I spent Mardi Gras this week in a New Orleans graveyard. For the second time in less than a year, though the first time since Katrina, we said goodbye to a grandparent in the vast city of mausolea called Lakelawn Cemetary. It was so much sadder this time.

Gravediggers know better than most people in New Orleans what rising water can do — which is why most New Orleans cemeteries are above-ground. Row after row of family tombs crowd the landscape like so many midget Roman temples. Last year it seemed novel, if a little macabre, to bear the casket through the alleys of the tombs to my wife’s family plot. The sun was bright. Flowers livened the drab gray houses of the deceased. Flags waved from numerous veterans’ grave sites.
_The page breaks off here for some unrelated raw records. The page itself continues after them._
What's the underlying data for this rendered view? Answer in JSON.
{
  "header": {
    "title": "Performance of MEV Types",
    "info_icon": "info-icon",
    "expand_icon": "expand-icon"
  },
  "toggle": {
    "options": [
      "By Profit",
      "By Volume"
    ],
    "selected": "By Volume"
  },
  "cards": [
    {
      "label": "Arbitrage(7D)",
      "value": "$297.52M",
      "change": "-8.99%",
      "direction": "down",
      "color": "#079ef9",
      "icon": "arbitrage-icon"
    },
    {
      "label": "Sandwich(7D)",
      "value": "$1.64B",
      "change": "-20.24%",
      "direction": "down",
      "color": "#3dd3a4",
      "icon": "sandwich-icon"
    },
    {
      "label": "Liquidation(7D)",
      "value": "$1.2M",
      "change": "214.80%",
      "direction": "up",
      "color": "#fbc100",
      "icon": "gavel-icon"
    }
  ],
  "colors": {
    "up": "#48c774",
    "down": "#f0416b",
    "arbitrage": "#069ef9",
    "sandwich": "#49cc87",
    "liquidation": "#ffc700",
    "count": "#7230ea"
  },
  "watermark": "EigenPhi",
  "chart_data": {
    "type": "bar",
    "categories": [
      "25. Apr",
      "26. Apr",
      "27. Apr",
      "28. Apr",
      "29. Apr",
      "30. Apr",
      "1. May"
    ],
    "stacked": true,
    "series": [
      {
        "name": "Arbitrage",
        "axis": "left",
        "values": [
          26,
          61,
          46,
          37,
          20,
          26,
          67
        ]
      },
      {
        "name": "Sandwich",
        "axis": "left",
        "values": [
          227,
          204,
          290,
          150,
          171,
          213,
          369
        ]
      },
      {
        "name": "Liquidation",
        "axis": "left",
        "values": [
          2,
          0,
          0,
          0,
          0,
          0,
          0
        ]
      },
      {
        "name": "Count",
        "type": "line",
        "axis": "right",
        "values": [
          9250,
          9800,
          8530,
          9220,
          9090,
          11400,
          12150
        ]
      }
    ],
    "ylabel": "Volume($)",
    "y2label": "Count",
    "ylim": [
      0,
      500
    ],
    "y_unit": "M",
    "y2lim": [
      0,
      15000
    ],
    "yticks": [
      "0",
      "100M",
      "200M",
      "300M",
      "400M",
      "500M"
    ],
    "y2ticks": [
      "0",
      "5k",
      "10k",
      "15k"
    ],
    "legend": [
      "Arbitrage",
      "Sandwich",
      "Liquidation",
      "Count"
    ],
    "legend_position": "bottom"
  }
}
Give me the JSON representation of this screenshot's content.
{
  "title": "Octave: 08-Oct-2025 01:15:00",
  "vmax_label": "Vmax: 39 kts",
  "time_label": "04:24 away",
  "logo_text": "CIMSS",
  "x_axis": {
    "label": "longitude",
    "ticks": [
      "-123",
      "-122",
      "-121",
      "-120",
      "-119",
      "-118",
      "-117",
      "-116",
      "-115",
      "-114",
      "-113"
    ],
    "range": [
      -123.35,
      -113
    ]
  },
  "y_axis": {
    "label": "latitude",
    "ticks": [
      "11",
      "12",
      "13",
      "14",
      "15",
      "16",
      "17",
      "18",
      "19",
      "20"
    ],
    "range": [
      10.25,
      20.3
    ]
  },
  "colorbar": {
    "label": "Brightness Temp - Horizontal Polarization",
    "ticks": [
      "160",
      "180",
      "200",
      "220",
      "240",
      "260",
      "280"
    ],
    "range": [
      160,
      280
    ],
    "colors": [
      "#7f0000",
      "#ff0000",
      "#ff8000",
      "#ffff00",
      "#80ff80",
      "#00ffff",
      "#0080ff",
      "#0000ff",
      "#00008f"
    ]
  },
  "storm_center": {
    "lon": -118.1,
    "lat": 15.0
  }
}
This year the mood of the family was made darker a hundred-fold by the devestated cemetary, a scene very little would need to be modified in for a B-grade horror movie. On this gray day nearly every mausoleum was stained about four feet off the ground with the puke-green demarcation of high water — a grim reminder that most of the bodies of loved ones were submerged during the weeks before the floodwaters receded. If not assisting grave-side ceremonies the reduced cemetery staff (typical wait time for a burial was three weeks post-mortem) were put to work pressure-washing the horizontal bands of slime from the tombs. The grass between the rows was dead, moist, and fetid. It is difficult to say goodbye to someone you love when you are forced to imagine what might have washed out from the soaken caskets in the ooze on the ground.

Around New Orleans people were partying of course. The press made a lot of New Orleans parading on with Mardi Gras despite being so hobbled. But the truth is that the partiers seemed like actors reciting lines, going through the motions. It reminded me of the lone sober person at a party who acts crazier than the drunks in order not to be called out.

Not much has visibly changed since the last time I visited New Orleans. The city is still awash in trash, tarps, and trailers. The question I asked myself this time was: how do you start a city from nothing? Urban areas start slowly, accreting people, services, markets, and social networks over decades and centuries. But what happens when you know you want a city to exist in this spot, right now? What do you start with? Schools? OK, but what will bring the parents back? Business? OK, but who will you sell your wares to? Government? OK, but what if they’re utterly incompetent in the absence of the patronage machine that sustained them? I don’t have an answer. To me, this is less a question of disaster recovery or urban planning than one of human need. What factors begin (or restart) the gravitational pull that sucks in enough matter to create a city?

Yet good spirits persist. We bought a king cake on the way out of town. Running it through the metal detector in the airport the scanner operator said he’d tell us where the baby was in the cake for $5. When he did anyway gratis we thought he was letting us in on an Easter secret. Was the baby always in the green section? Was there some pattern than only true New Orleanians know? The operator chuckled as he said to my wife “Dawlin’, I’m runnin’ a scanna heah. I see ev’ry baby dat comes tru wit da cakes.”